Tourist traps and honest warnings
A few things worth knowing before you hand over money. First, the “easy day trip” framing is the trap — treat anyone selling Laguna 69 as casual with suspicion, and never let an agency talk you into doing it on your arrival day. Second, the cheapest tours sometimes cram too many people into a van and run a rushed schedule that leaves slow hikers stranded; ask about group size. Third, photos online are often heavily saturated — the lake is a striking turquoise, but the neon-electric versions you’ve seen are edited, so calibrate expectations to avoid disappointment if you arrive under cloud.
Finally, do not litter and do not swim. The water is glacial-cold and the area is a protected national park; rangers are increasingly present, and the fragile shoreline is showing wear from the volume of visitors.
Combining it with the rest of the Cordillera Blanca
Laguna 69 works best as one day in a longer Cordillera Blanca stay built around Huaraz. A sensible sequence: arrive and rest, spend a gentle day at the Llanganuco Lakes (which also previews the drive to Cebollapampa), then tackle Laguna 69 once acclimatised. Add the Pastoruri Glacier for a high-altitude contrast and the pre-Inca site of Chavín de Huántar for archaeology. Strong hikers often use Laguna 69 as a warm-up before the multi-day Santa Cruz trek, which crosses the same valley.
For wider planning — how many days to allow, where Huaraz fits in a northern Peru route — see the guides hub and the itineraries overview, and browse bookable day trips on the tours page.
Frequently asked questions about Laguna 69
Can I hike Laguna 69 on my first day in Huaraz?
No, and you should refuse if an agency offers it. The lake is at 4,600 m, and arriving from low altitude and hiking that high within 24-48 hours is a leading cause of serious altitude sickness in the region. Spend at least two nights acclimatising in Huaraz first, ideally with a gentle warm-up hike in between.

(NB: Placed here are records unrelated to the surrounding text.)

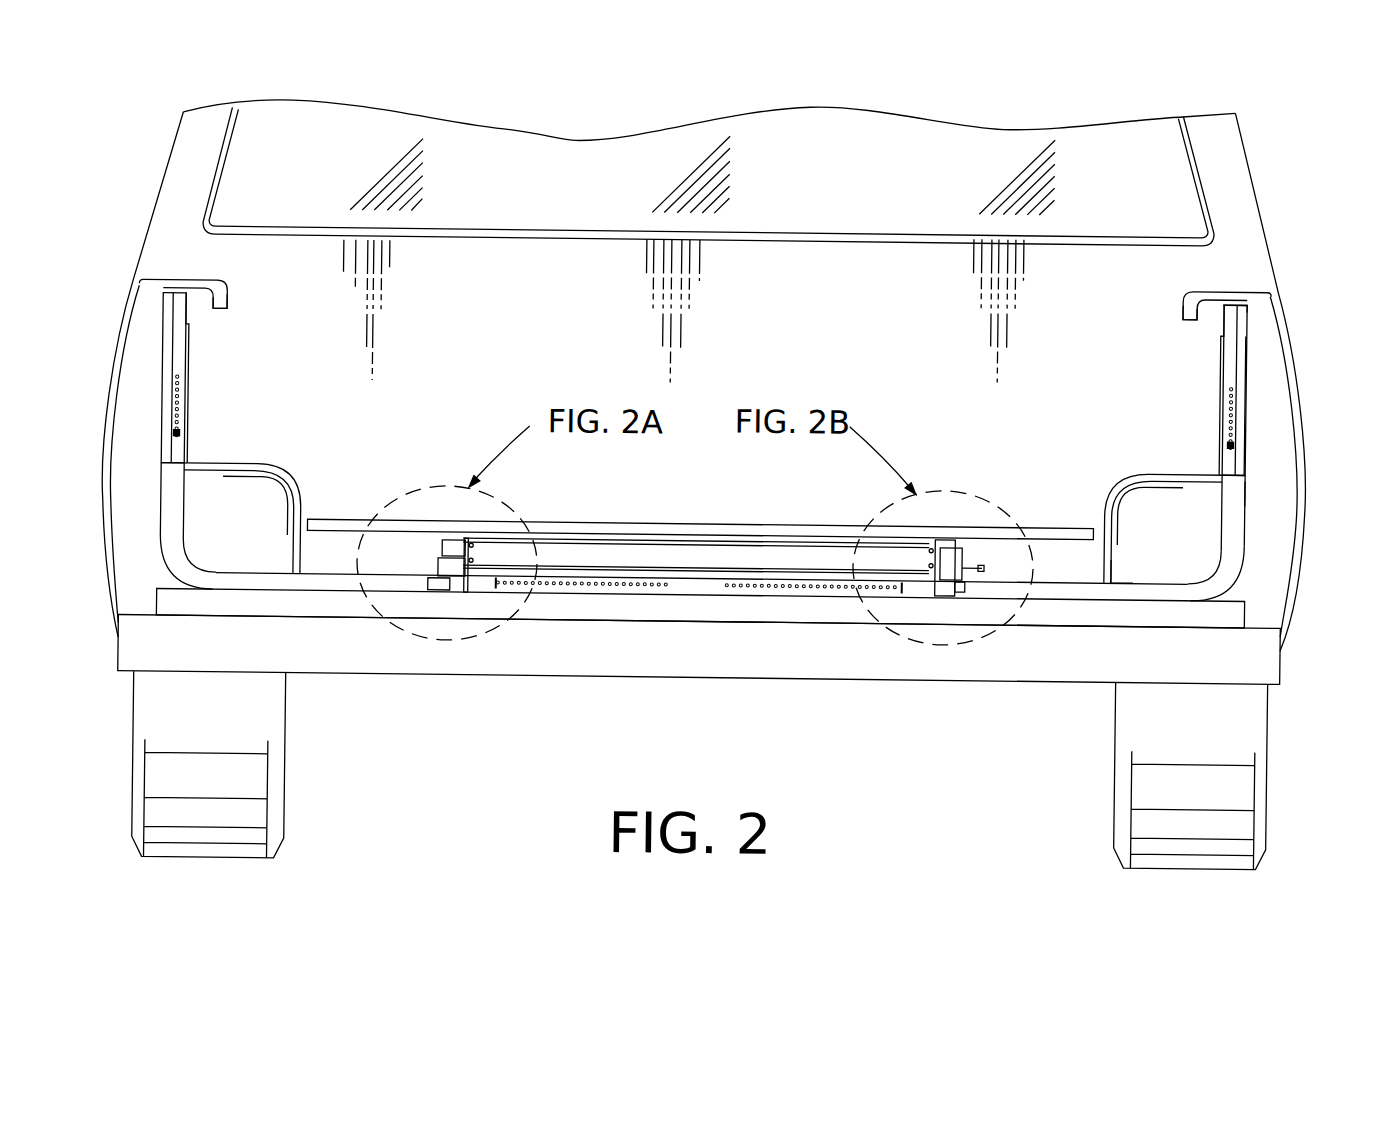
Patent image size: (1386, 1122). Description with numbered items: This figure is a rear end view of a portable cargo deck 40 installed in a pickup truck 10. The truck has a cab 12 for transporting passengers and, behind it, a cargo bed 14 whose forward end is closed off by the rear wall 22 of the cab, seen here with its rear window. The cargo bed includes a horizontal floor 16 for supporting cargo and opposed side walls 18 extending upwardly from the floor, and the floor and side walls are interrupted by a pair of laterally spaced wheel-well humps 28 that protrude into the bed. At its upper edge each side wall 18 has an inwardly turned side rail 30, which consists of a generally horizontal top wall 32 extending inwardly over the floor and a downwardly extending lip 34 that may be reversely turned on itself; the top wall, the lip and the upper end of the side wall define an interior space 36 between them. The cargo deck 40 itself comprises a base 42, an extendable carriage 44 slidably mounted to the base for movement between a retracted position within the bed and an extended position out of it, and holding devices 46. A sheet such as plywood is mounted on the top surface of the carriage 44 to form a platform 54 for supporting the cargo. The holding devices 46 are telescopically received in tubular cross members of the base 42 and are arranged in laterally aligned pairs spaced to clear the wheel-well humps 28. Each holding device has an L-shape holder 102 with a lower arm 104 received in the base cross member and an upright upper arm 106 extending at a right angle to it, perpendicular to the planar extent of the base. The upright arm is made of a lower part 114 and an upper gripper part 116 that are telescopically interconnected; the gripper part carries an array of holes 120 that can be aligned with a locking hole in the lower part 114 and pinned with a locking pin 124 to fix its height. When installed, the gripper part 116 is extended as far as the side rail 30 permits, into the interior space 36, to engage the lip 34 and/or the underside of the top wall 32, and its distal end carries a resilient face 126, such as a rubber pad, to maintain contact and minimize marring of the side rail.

The pickup truck 10 is at (1262, 120).
The cab 12 is at (1237, 177).
The cargo bed 14 is at (1175, 268).
The horizontal floor 16 is at (298, 598).
The side wall 18 is at (1251, 486).
The rear wall 22 is at (771, 359).
The wheel-well hump 28 is at (208, 468).
The side rail 30 is at (242, 285).
The top wall 32 is at (178, 287).
The lip 34 is at (217, 316).
The interior space 36 is at (196, 306).
The portable cargo deck 40 is at (679, 512).
The base 42 is at (700, 590).
The extendable carriage 44 is at (722, 553).
The holding device 46 is at (213, 578).
The platform 54 is at (598, 524).
The L-shape holder 102 is at (1074, 574).
The lower arm 104 is at (1123, 576).
The upright upper arm 106 is at (1241, 461).
The lower part 114 is at (1243, 540).
The gripper part 116 is at (1246, 360).
The holes 120 is at (1252, 403).
The locking pin 124 is at (181, 437).
The resilient face 126 is at (1240, 308).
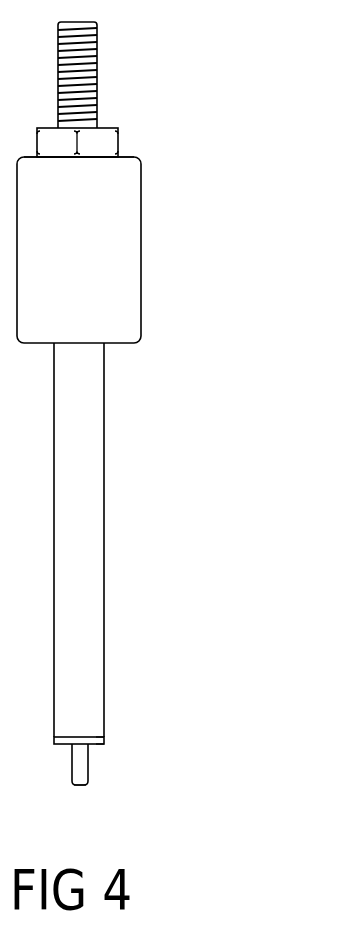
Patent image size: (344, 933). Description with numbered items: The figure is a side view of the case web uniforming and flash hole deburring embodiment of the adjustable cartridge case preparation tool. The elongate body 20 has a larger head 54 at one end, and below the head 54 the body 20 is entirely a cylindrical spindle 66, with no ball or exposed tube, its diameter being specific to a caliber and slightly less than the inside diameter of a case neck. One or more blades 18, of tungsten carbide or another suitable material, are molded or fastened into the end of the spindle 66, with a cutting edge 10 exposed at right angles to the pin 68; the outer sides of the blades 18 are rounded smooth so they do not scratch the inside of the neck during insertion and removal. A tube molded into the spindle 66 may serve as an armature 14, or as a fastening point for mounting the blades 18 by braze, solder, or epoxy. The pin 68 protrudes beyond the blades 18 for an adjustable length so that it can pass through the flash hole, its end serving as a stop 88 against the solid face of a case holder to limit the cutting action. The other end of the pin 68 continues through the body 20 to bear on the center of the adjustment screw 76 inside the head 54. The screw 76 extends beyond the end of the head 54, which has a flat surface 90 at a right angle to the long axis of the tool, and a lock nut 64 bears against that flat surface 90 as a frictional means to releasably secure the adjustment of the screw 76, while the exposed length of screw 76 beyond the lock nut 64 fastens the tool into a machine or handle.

The adjustment screw 76 is at (97, 37).
The lock nut 64 is at (95, 140).
The flat surface 90 is at (122, 157).
The elongate body 20 is at (148, 207).
The head 54 is at (111, 274).
The spindle 66 is at (78, 475).
The armature 14 is at (100, 738).
The blade 18 is at (102, 741).
The cutting edge 10 is at (105, 743).
The pin 68 is at (80, 753).
The stop 88 is at (87, 785).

How difficult is the Laguna 69 hike for an average person?
It is demanding but not technical. The 14 km round trip with about 700 m of gain would be moderate at sea level, but at 4,000-4,600 m the thin air makes it genuinely hard. A reasonably fit, well-acclimatised adult will manage it at a slow steady pace in five to seven hours. Fitness helps; acclimatisation matters more.
Do I need a guide to reach Laguna 69?
The trail from Cebollapampa is well-marked and easy to follow without a guide. The practical reason most people join a tour is transport: reaching the trailhead by mid-morning from Huaraz without a private vehicle is awkward. A guided van handles the three-hour drive, the park-fee logistics, and the early start.
How much does it cost to visit Laguna 69?
A group day tour from Huaraz costs roughly S/50-80 (about $13-22 USD). On top of that, the Huascarán National Park entrance fee is S/30 for a single day in the Llanganuco sector. Budget for lunch separately, as cheap group tours rarely include a hot meal.
What’s the best time of year and day to go?
Visit in the dry season, May to September, for clear trails and the best chance of blue sky. Go on a weekday to dodge the worst crowds, and start hiking early. The lake’s colour is most vivid from late morning to early afternoon when sunlight reaches into the cirque.
What should I pack for Laguna 69?
Layers for a wide temperature swing, a windproof shell, hat and gloves, strong sunscreen and sunglasses (UV is intense at altitude), at least two litres of water, snacks, sturdy grippy footwear, and cash for the park fee. Trekking poles ease the descent. There is no reliable food or water on the trail itself.